Road signs use shapes, colors, words, and symbols to communicate a message to drivers. Without such signs, the movement of traffic would be disorderly and unpredictable. Virtually all traffic signs use retroreflective sheeting, which is designed to reflect some of the light from vehicle headlights back to the driver so that the sign will be visible at night. Color and shape can also provide cues to motorists even when the words or symbols on the sign are unintelligible. Regulatory signs, such as speed limit signs, are usually rectangular and use a white background. Stop signs, on the other hand, have a distinct octagonal shape and a red background in order to catch the driver's eye.

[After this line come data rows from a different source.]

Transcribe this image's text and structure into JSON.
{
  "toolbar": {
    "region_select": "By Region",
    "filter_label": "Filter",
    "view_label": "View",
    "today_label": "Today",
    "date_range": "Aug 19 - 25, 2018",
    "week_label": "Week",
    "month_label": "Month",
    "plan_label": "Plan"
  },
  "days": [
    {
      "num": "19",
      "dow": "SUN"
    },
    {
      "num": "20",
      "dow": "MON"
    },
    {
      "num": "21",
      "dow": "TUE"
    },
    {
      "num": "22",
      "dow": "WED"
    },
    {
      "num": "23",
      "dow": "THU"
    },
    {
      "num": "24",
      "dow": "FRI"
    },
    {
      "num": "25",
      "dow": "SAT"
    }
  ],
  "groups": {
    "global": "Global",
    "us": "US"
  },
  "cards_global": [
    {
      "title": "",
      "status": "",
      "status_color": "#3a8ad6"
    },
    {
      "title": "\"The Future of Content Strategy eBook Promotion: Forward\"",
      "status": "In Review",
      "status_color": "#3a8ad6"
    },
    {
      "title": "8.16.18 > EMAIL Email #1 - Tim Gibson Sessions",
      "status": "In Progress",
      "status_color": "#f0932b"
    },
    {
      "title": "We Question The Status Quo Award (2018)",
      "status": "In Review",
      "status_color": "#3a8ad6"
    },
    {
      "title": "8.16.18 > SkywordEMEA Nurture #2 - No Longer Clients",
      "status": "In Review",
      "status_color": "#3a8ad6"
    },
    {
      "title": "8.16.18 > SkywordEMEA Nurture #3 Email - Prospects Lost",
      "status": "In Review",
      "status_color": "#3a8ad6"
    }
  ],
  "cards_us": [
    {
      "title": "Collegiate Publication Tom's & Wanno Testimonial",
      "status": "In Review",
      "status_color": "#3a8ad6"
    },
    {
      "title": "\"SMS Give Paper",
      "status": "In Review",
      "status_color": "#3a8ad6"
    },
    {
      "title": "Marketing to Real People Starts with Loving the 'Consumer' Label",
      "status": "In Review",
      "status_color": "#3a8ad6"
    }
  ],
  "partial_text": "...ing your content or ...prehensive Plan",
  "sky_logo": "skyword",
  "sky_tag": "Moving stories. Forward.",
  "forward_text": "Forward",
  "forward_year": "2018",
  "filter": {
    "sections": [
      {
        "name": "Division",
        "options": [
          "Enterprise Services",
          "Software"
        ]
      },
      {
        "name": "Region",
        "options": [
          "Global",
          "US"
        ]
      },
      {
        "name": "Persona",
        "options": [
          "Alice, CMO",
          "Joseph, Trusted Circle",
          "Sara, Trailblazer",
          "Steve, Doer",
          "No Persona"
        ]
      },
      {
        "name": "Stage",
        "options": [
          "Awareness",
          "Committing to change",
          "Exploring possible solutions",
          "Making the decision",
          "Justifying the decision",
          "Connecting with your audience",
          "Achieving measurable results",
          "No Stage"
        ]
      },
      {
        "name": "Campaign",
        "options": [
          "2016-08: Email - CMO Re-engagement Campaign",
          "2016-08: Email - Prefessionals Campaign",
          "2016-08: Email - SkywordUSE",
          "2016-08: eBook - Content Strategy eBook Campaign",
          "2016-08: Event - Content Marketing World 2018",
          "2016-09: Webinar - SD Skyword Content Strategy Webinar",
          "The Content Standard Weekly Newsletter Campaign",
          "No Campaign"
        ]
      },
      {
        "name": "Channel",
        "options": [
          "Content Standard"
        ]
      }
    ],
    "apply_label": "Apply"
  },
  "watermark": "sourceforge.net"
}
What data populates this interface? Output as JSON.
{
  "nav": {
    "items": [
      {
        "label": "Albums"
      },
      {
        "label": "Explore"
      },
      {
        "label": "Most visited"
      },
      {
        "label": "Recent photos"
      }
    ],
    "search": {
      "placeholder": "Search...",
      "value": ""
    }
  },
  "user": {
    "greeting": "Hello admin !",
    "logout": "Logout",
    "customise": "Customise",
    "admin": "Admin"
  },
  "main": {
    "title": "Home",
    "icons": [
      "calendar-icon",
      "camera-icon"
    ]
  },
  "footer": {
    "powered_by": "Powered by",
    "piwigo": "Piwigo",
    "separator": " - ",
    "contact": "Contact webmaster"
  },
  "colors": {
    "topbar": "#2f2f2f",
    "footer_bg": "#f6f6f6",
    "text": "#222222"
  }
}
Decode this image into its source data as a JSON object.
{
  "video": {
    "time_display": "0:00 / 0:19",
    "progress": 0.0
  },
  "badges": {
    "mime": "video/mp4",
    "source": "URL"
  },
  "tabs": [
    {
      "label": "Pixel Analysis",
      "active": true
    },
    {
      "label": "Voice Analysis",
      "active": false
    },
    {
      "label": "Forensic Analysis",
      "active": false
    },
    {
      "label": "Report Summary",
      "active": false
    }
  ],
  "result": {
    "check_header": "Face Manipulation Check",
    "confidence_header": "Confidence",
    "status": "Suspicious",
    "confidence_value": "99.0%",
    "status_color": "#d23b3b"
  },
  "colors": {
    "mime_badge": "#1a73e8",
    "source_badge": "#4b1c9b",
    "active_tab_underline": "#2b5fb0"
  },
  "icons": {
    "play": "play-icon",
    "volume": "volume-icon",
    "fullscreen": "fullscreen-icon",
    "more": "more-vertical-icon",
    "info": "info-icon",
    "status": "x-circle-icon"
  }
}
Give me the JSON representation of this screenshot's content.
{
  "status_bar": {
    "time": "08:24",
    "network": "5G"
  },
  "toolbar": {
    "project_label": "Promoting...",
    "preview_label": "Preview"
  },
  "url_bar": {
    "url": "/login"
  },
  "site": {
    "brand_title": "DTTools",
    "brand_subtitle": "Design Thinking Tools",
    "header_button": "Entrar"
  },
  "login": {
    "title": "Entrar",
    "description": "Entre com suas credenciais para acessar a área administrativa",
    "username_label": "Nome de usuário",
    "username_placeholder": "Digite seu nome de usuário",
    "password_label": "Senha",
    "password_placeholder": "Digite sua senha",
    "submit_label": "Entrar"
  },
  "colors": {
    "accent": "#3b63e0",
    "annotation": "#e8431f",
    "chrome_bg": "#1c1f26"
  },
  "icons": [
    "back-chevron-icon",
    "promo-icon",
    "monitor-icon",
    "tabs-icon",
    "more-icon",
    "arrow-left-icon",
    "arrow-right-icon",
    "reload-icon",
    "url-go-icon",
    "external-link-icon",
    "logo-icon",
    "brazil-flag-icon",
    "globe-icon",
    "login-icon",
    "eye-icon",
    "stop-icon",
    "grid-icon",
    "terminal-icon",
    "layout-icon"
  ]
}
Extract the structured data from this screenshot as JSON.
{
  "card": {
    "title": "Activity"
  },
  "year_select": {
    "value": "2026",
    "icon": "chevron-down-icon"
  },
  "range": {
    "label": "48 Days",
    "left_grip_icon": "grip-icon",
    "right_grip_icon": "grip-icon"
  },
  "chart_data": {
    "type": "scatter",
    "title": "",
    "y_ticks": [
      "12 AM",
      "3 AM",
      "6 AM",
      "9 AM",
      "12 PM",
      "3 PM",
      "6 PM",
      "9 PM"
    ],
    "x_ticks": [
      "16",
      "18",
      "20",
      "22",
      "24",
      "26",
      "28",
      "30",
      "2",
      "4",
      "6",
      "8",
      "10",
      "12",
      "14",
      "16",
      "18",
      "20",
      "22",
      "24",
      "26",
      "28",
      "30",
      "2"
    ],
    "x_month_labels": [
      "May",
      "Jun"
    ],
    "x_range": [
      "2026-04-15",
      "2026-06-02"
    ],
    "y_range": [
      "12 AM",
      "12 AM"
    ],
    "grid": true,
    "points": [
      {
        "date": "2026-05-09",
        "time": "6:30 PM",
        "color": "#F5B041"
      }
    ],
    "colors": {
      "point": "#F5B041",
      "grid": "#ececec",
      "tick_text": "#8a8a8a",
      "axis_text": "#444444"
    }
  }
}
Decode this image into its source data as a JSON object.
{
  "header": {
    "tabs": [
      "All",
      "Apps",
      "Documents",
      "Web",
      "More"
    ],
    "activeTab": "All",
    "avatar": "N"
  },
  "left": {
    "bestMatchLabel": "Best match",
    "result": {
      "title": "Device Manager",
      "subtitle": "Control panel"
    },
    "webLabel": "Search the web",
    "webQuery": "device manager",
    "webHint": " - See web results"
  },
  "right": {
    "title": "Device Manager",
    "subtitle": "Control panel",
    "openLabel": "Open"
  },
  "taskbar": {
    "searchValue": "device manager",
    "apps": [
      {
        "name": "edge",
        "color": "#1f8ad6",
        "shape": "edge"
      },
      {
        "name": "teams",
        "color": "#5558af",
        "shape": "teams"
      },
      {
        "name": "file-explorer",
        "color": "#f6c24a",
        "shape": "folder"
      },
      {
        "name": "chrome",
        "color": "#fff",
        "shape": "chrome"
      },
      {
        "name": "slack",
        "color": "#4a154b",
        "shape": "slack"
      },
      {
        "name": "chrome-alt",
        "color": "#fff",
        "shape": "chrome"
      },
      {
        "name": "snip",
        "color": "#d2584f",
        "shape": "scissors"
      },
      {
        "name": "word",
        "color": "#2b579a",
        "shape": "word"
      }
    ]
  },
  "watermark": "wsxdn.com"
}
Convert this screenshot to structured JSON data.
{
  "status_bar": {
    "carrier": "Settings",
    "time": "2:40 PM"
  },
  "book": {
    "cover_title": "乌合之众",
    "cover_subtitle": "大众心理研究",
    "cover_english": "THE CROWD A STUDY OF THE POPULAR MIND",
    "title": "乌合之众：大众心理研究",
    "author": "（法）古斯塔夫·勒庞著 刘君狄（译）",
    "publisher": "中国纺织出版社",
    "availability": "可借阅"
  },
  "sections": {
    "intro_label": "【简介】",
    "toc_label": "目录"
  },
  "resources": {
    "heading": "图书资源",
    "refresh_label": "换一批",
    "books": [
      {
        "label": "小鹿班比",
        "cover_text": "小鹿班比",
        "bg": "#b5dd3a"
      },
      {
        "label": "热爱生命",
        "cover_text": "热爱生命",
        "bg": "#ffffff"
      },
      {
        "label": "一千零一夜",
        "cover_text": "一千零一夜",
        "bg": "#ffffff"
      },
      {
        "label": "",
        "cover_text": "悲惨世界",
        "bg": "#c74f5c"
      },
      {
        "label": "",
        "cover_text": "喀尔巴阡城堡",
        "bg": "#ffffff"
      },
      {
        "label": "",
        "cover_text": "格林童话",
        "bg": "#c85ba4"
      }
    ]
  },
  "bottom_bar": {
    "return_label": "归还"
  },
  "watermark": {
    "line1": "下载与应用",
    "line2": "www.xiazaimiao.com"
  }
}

Designers must utilize elements like shape and consider material properties in creating signs that drivers can see and understand in time to react appropriately. Contrast, which is a measure of the brightness of the message in relation to its background, is an important property of any sign. The environmental backdrop—usually green vegetation and blue sky—must also be considered in the design process. A border is placed around all signs to distinguish them as geometric shapes in contrast to nature.
In order to maintain similar appearances among traffic signs, the federally approved Manual on Uniform Traffic Control Devices (MUTCD) provides specifications for sign dimensions and the use of symbols. In addition, the MUTCD prescribes that all signs be either reflectorized or illuminated.